Comment 1 Conrad Meyer freebsd_committer 2018-05-05 01:51:07 UTC
I'm going to go ahead and take this since I probably have the most familiarity with the driver.  If anyone else wants to take a look before I get around to it (maybe this weekend, maybe not), you are welcome to.
Comment 2 Conrad Meyer freebsd_committer 2018-06-24 18:55:24 UTC
I think the problem is related to g_eli_integrity using the same session for all operations it performs.  There are N g_eli_worker threads for N CPU cores, but they should have independent sessions.
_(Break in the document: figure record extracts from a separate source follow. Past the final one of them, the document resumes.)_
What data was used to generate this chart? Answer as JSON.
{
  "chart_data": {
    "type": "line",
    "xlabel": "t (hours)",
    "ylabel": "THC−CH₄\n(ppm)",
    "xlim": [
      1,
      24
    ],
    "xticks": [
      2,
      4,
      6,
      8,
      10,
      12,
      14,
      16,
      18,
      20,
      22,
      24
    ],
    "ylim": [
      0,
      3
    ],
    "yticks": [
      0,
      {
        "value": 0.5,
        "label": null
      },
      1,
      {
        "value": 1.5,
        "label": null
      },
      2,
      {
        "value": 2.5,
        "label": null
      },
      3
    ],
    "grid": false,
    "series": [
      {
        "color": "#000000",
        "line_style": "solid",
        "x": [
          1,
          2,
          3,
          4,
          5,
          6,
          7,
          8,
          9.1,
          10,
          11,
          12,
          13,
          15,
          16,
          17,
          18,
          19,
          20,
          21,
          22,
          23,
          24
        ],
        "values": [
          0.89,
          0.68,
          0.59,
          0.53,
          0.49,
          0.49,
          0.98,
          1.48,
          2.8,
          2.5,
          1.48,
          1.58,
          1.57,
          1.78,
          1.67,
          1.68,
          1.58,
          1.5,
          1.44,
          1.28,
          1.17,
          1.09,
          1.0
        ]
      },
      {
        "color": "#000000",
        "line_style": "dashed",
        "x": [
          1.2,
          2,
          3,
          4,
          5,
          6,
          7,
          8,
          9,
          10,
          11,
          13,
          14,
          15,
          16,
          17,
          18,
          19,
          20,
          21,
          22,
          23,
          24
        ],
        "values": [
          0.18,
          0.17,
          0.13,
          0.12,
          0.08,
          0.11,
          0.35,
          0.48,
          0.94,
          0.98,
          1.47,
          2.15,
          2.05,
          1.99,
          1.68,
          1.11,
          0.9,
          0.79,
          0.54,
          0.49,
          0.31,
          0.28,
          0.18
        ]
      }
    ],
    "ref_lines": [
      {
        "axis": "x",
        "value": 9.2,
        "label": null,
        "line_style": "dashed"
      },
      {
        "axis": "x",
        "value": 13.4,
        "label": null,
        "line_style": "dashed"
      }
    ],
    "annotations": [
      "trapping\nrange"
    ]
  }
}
ccp_process does not globally lock during work submission today (it does lock over available queues) and uses global state (ccp_session buffers) which must survive for the duration of the request, not just submission.  This is violated even by serial submission in the same context, although that shouldn't lead to this.  ccp needs to allocate per-operation memory for operation-associated data rather than abusing the session to store it.

One other braindead / bogus thing ccp(4) does today is session allocation -- concurrent newsession + use of existing sid could race and a process thread could end up pointing at a freed session object.  I'm not sure that's what happened here but it could be.
Comment 3 Conrad Meyer freebsd_committer 2020-10-27 16:47:48 UTC
I'm not working on this, releasing to pool.

Tl;dr ccp(4) does not handle concurrent operations on a session correctly and is therefore generally unsafe to use.  Also, the hardware backing it is extremely slow (at least in Zen1).